In-Plane Electric Polarization of Bilayer Graphene Nanoribbons Induced by an Interlayer Bias Voltage

We theoretically show that an interlayer bias voltage in the AB-stacked bilayer graphene nanoribbons with armchair edges induces an electric polarization along the ribbon. Both tight-binding and ab initio calculations consistently indicate that when the bias voltage is weak, the polarization shows opposite signs depending on the ribbon width modulo three. This nontrivial dependence is explained using a two-band effective model. A strong limit of the bias voltage in the tight-binding model shows either one-third or zero polarization, which agrees with the topological argument.

Figure 1

Structure of the $AB$-stacked bilayer GNR with the armchair edges. (a), (b) The black (blue) lines represent the bondings in the lower (upper) layer. (a) $N$ is the width corresponding to a number of rows.

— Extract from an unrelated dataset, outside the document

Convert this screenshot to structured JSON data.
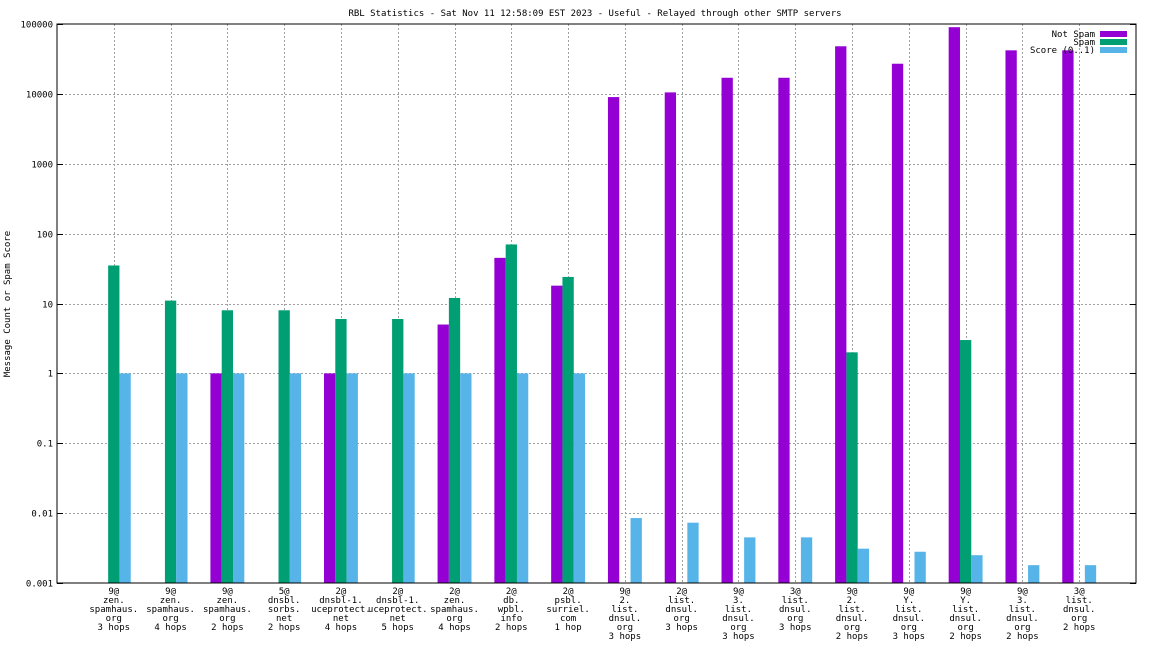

The unit cell of the ribbons (red, dashed-line box) contains $4N$ atoms. $nA(A^{\prime })$ and $nB(B^{\prime })$ represent the sublattice in the lower (upper) layer within the $n$th row. (b) The green arrows denote the interlayer hoppings between the $nB$ and $n{A}^{\prime }$ sites forming dimers.

Figure 2

Numerical results of the polarization from the TB model in response to the interlayer bias. The interlayer hopping parameter $t_{\perp }=0.13t$ is fixed. (a) $N=3l$ ($N=27,39$) and (b) $N=3l+1$ ($N=28,40$). The results for $N=39,40$ (green) are vertically offset by 0.2.

Figure 3

Emergence of the electric dipole moment in the strong limit of the interlayer bias voltage $U$. (a) and (b) Top and side views of a part of the nanoribbon. 0 and $-2e$ represent the charge at each layer for large $U$. The dashed and solid red arrows represent the whole and the $y$ component of the dipole moment.

Figure 4

Comparison between the results from the TB model (red solid line) and the 2B model (green dashed line). (a) $N=3l$ ($N=27,39$) and (b) $N=3l+1$ ($N=28,40$). The results for $N=39,40$ are vertically offset by 0.1.

Figure 5

Comparison between the results of DFT calculations and those with the TB model. (a), (b) Polarization obtained by DFT calculations (squares) compared with results with the TB model (lines). The results of the TB with (without) rescaling by the gap size are shown as a solid line (dotted line) (see text). (a) ($N=9,12,15$) are for $N=3l$, and (b) ($N=7,10,13$) are for $N=3l+1$. Note that it is for a spinless system, and the results here should be multiplied by two to compare with experiments. (c) Induced polarization $P$ by DFT calculation divided by $(N+1{)}^2$. (d) Relationship between the out-of-plane electric field $|\mathbf{E}|$ versus on-site potential energy difference $U$. $U$ is scaled by the hopping amplitude $t=2.6\mathrm{eV}$ [7].